The central physiologic function of the pancreatic acinar cell - to synthesize, store, and secrete digestive enzymes - critically relies on coordinated actions of the endoplasmic reticulum (ER), the endolysosomal system, mitochondria, and autophagy. Recent studies begin to unravel the roles of these organelles' disordering in the mechanism of pancreatitis. Mice deficient in key autophagy mediators Atg5 or Atg7, or lysosome-associated membrane protein-2, exhibit dysregulation of multiple signaling and metabolic pathways in pancreatic acinar cells and develop spontaneous pancreatitis. Mitochondrial dysfunction caused by sustained opening of the permeability transition pore is shown to mediate pancreatitis in several clinically relevant experimental models, and its inhibition by pharmacologic or genetic means greatly reduces local and systemic pathologic responses.
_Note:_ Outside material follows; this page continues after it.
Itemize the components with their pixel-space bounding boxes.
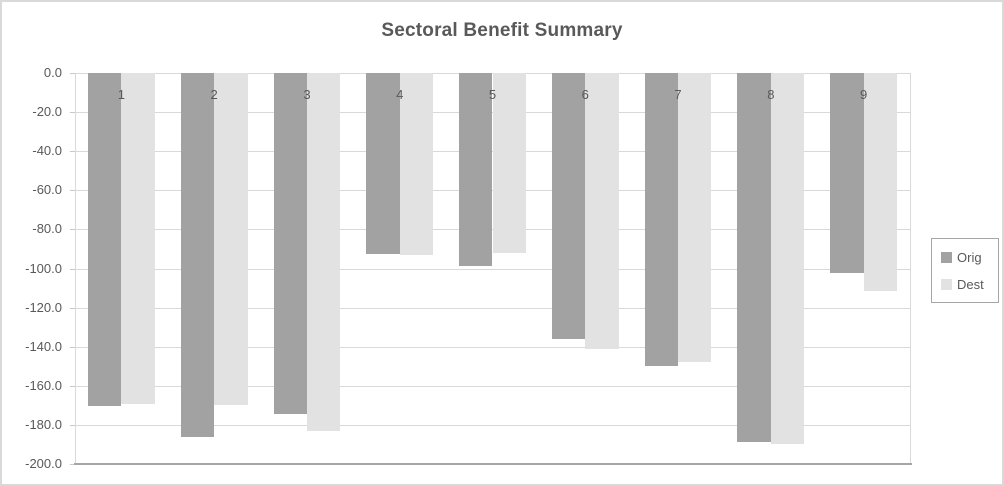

Experimental pancreatitis is also alleviated with inhibitors of ORAI1, a key component of the plasma membrane channel mediating pathologic rise in acinar cell cytosolic Ca2+. Pancreatitis-promoting mutations are increasingly associated with the ER stress. These findings suggest novel pathways and drug targets for pancreatitis treatment. In addition, the recent studies identify new mediators (e.g., neutrophil extracellular traps) of the inflammatory and other responses of pancreatitis.
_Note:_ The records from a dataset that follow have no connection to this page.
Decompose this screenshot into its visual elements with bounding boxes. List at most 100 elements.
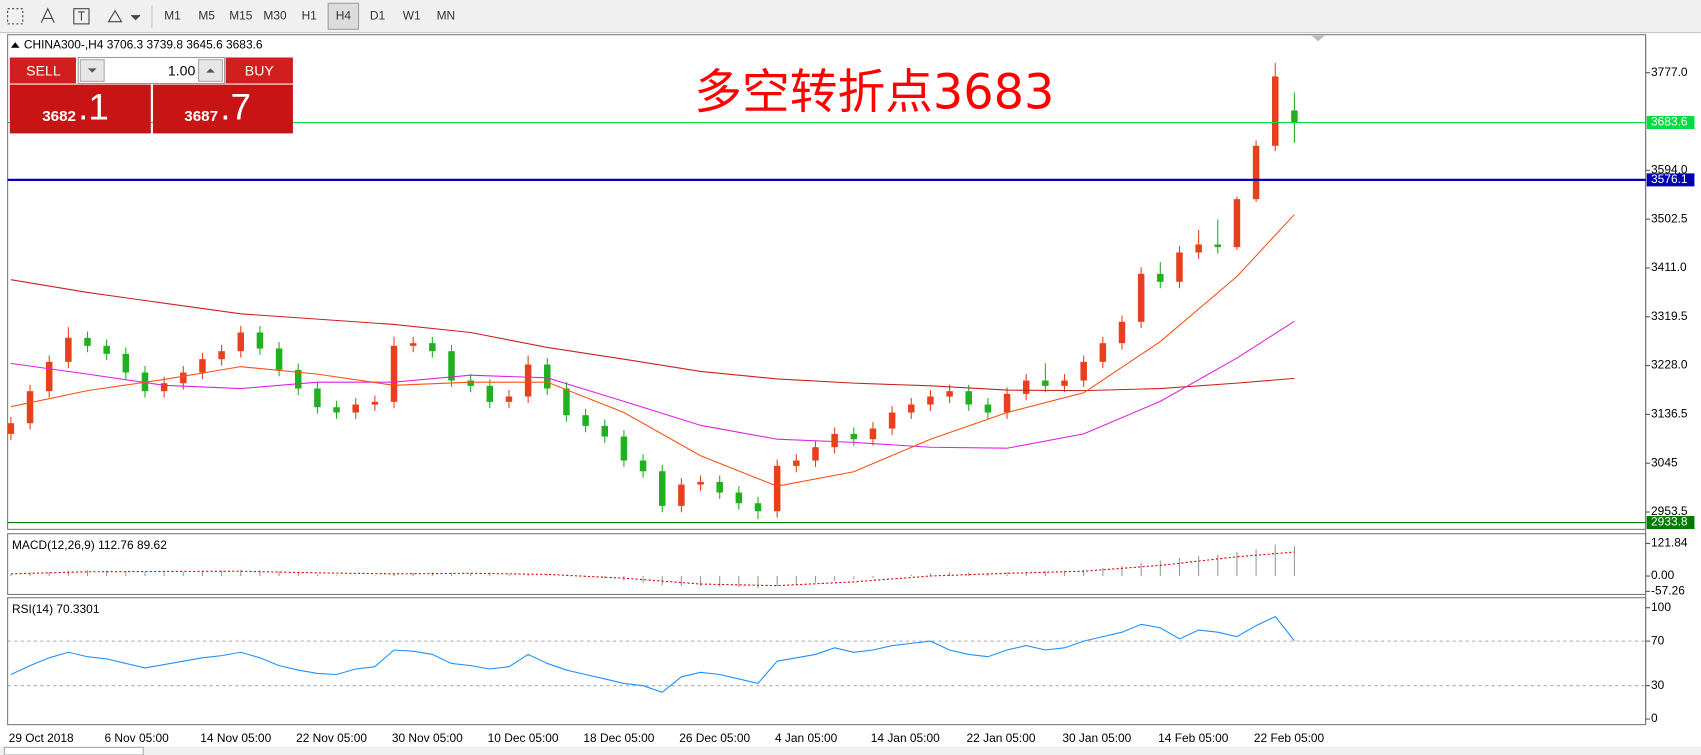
moving-average bbox=[10, 279, 1295, 392]
candle-body bbox=[678, 484, 685, 506]
sell-price-box[interactable] bbox=[9, 84, 151, 134]
candle-body bbox=[812, 447, 819, 461]
x-tick-label: 4 Jan 05:00 bbox=[775, 731, 838, 745]
candle-body bbox=[26, 391, 34, 424]
timeframe-button[interactable]: M30 bbox=[263, 8, 287, 22]
trade-panel: SELL 1.00 BUY 3682 .1 3687 .7 bbox=[9, 56, 293, 134]
x-tick-label: 18 Dec 05:00 bbox=[583, 731, 654, 745]
timeframe-buttons: M1 M5 M15 M30 H1 H4 D1 W1 MN bbox=[164, 2, 456, 30]
candle-body bbox=[1080, 361, 1087, 381]
x-tick-label: 14 Feb 05:00 bbox=[1158, 731, 1229, 745]
plot-layer: 2953.5 3045 3136.5 3228.0 3319.5 3411.0 3502.5… bbox=[7, 63, 1695, 745]
candle-body bbox=[1022, 380, 1030, 394]
timeframe-button[interactable]: D1 bbox=[370, 8, 386, 22]
buy-label: BUY bbox=[245, 62, 275, 78]
candle-body bbox=[352, 404, 359, 413]
candle-body bbox=[199, 359, 206, 373]
y-tick-label: -57.26 bbox=[1651, 583, 1685, 597]
sell-label: SELL bbox=[26, 62, 61, 78]
candle-body bbox=[180, 372, 187, 384]
candle-body bbox=[1233, 199, 1241, 248]
y-tick-label: 3411.0 bbox=[1651, 260, 1687, 274]
candle-body bbox=[448, 351, 455, 381]
price-tag bbox=[1646, 516, 1695, 530]
timeframe-button[interactable]: H1 bbox=[302, 8, 318, 22]
moving-average bbox=[10, 320, 1295, 449]
y-tick-label: 121.84 bbox=[1651, 536, 1688, 550]
candle-body bbox=[908, 404, 915, 413]
objects-icon[interactable] bbox=[107, 9, 123, 23]
timeframe-button[interactable]: M15 bbox=[229, 8, 253, 22]
candle-body bbox=[1271, 76, 1279, 146]
sell-button[interactable] bbox=[9, 57, 76, 84]
price-tag-label: 2933.8 bbox=[1651, 515, 1688, 529]
candle-body bbox=[850, 433, 858, 440]
chart-title: CHINA300-,H4 3706.3 3739.8 3645.6 3683.6 bbox=[24, 38, 263, 52]
text-label-icon[interactable] bbox=[40, 7, 55, 24]
buy-price-fraction: .7 bbox=[220, 86, 251, 127]
candle-body bbox=[122, 353, 130, 373]
x-tick-label: 6 Nov 05:00 bbox=[105, 731, 170, 745]
candle-body bbox=[1291, 110, 1298, 123]
y-tick-label: 0.00 bbox=[1651, 568, 1675, 582]
price-tag-label: 3576.1 bbox=[1651, 172, 1688, 186]
chart-tab[interactable] bbox=[3, 746, 144, 755]
price-tag bbox=[1646, 116, 1695, 130]
y-tick-label: 70 bbox=[1651, 633, 1665, 647]
x-tick-label: 30 Nov 05:00 bbox=[392, 731, 463, 745]
candle-body bbox=[869, 428, 877, 440]
sell-price-fraction: .1 bbox=[78, 86, 109, 127]
rsi-pane bbox=[7, 597, 1647, 726]
candle-body bbox=[294, 369, 302, 389]
candle-body bbox=[1137, 273, 1145, 322]
candle-body bbox=[793, 460, 800, 466]
lot-value: 1.00 bbox=[168, 62, 196, 78]
text-icon[interactable] bbox=[73, 8, 90, 25]
x-tick-label: 22 Jan 05:00 bbox=[967, 731, 1036, 745]
x-tick-label: 22 Feb 05:00 bbox=[1254, 731, 1325, 745]
chart-title-marker bbox=[10, 42, 20, 48]
moving-average bbox=[10, 214, 1295, 487]
x-tick-label: 29 Oct 2018 bbox=[9, 731, 74, 745]
timeframe-button[interactable]: H4 bbox=[336, 8, 352, 22]
text-icon-glyph bbox=[78, 11, 85, 21]
candle-body bbox=[103, 345, 110, 354]
y-tick-label: 100 bbox=[1651, 600, 1671, 614]
candle-body bbox=[773, 465, 781, 512]
candle-body bbox=[965, 391, 972, 405]
candle-body bbox=[486, 385, 494, 402]
candle-body bbox=[256, 332, 264, 349]
y-tick-label: 3045 bbox=[1651, 455, 1678, 469]
buy-price-main: 3687 bbox=[184, 108, 218, 125]
buy-button[interactable] bbox=[225, 57, 293, 84]
timeframe-button[interactable]: M5 bbox=[198, 8, 215, 22]
candle-body bbox=[505, 396, 513, 402]
timeframe-button[interactable]: MN bbox=[437, 8, 456, 22]
timeframe-button[interactable]: M1 bbox=[164, 8, 181, 22]
x-tick-label: 30 Jan 05:00 bbox=[1062, 731, 1131, 745]
candle-body bbox=[1157, 273, 1164, 282]
candle-body bbox=[7, 423, 15, 434]
candle-body bbox=[697, 481, 704, 485]
timeframe-button[interactable]: W1 bbox=[403, 8, 421, 22]
timeframe-selected[interactable] bbox=[327, 2, 360, 30]
candle-body bbox=[563, 388, 570, 416]
candle-body bbox=[333, 407, 340, 413]
y-tick-label: 3136.5 bbox=[1651, 407, 1688, 421]
x-tick-label: 22 Nov 05:00 bbox=[296, 731, 367, 745]
objects-dropdown[interactable] bbox=[130, 14, 141, 21]
candle-body bbox=[1252, 145, 1260, 200]
candle-body bbox=[409, 343, 417, 346]
candle-body bbox=[275, 348, 283, 370]
macd-pane bbox=[7, 533, 1647, 595]
lot-decrease-arrow bbox=[87, 68, 97, 73]
y-tick-label: 3228.0 bbox=[1651, 358, 1688, 372]
x-tick-label: 14 Nov 05:00 bbox=[200, 731, 271, 745]
y-tick-label: 3594.0 bbox=[1651, 162, 1688, 176]
x-tick-label: 10 Dec 05:00 bbox=[488, 731, 559, 745]
candle-body bbox=[524, 364, 532, 397]
buy-price-box[interactable] bbox=[152, 84, 293, 134]
crosshair-icon[interactable] bbox=[7, 8, 24, 25]
candle-body bbox=[160, 383, 168, 392]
The recent findings illuminate a critical role of organelles regulating the autophagic, endolysosomal, mitochondrial, and ER pathways in maintaining pancreatic acinar cell homeostasis and secretory function; provide compelling evidence that organelle disordering is a key pathogenic mechanism initiating and driving pancreatitis; and identify molecular and cellular factors that could be targeted to restore organellar functions and thus alleviate or treat pancreatitis.
在本文中,我们讨论了一些最新研究,这些研究增进了我们对引发和推动胰腺炎的分子及细胞因子的理解,重点关注腺泡细胞细胞器功能紊乱的作用。
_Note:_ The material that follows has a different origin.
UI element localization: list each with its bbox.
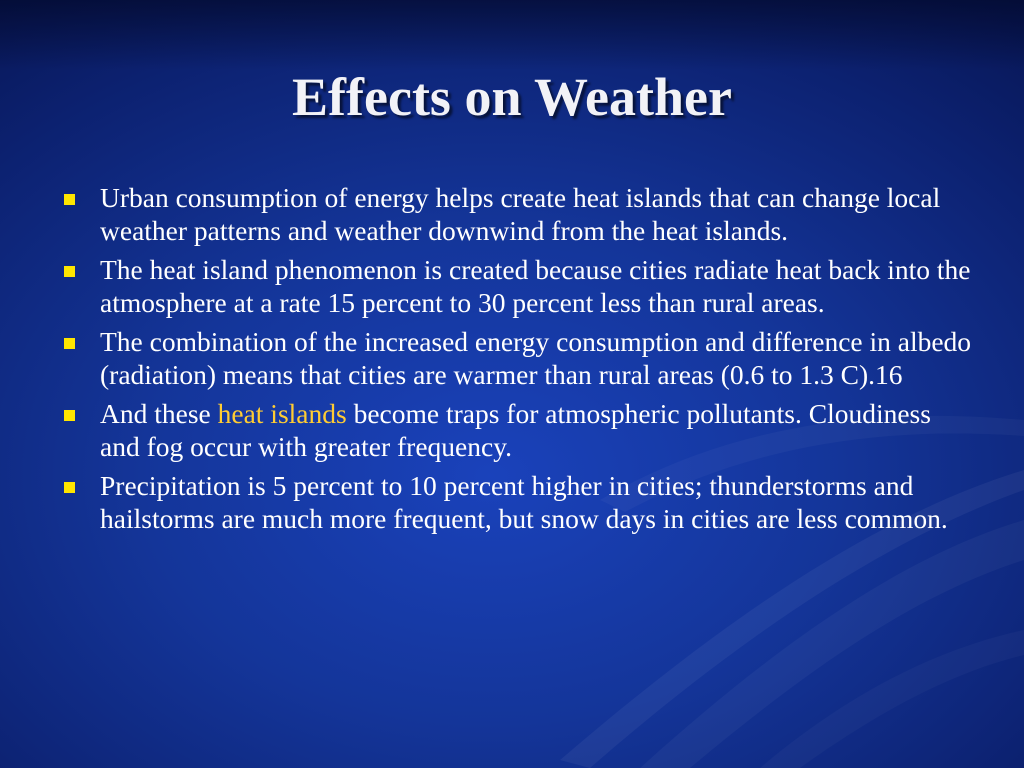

胰腺腺泡细胞的核心生理功能——合成、储存和分泌消化酶——严重依赖于内质网(ER)、内溶酶体系统、线粒体和自噬的协同作用。最近的研究开始揭示这些细胞器功能紊乱在胰腺炎发病机制中的作用。缺乏关键自噬调节因子Atg5或Atg7,或溶酶体相关膜蛋白2的小鼠,胰腺腺泡细胞中多种信号和代谢途径失调,并发展为自发性胰腺炎。在多个临床相关实验模型中,通透性转换孔持续开放导致的线粒体功能障碍被证明可介导胰腺炎,通过药物或基因手段抑制该功能可大大减轻局部和全身的病理反应。抑制ORAI1(质膜通道的关键成分,介导腺泡细胞胞质Ca2+病理性升高)也可减轻实验性胰腺炎。越来越多的促胰腺炎突变与内质网应激相关。这些发现提示了胰腺炎治疗的新途径和药物靶点。此外,最近的研究还确定了胰腺炎炎症及其他反应的新介质(如中性粒细胞胞外诱捕网)。
最近的研究结果阐明了细胞器在调节自噬、内溶酶体、线粒体和内质网途径以维持胰腺腺泡细胞内稳态和分泌功能方面的关键作用;提供了令人信服的证据,表明细胞器功能紊乱是引发和推动胰腺炎的关键致病机制;并确定了可作为靶点以恢复细胞器功能从而减轻或治疗胰腺炎的分子和细胞因子。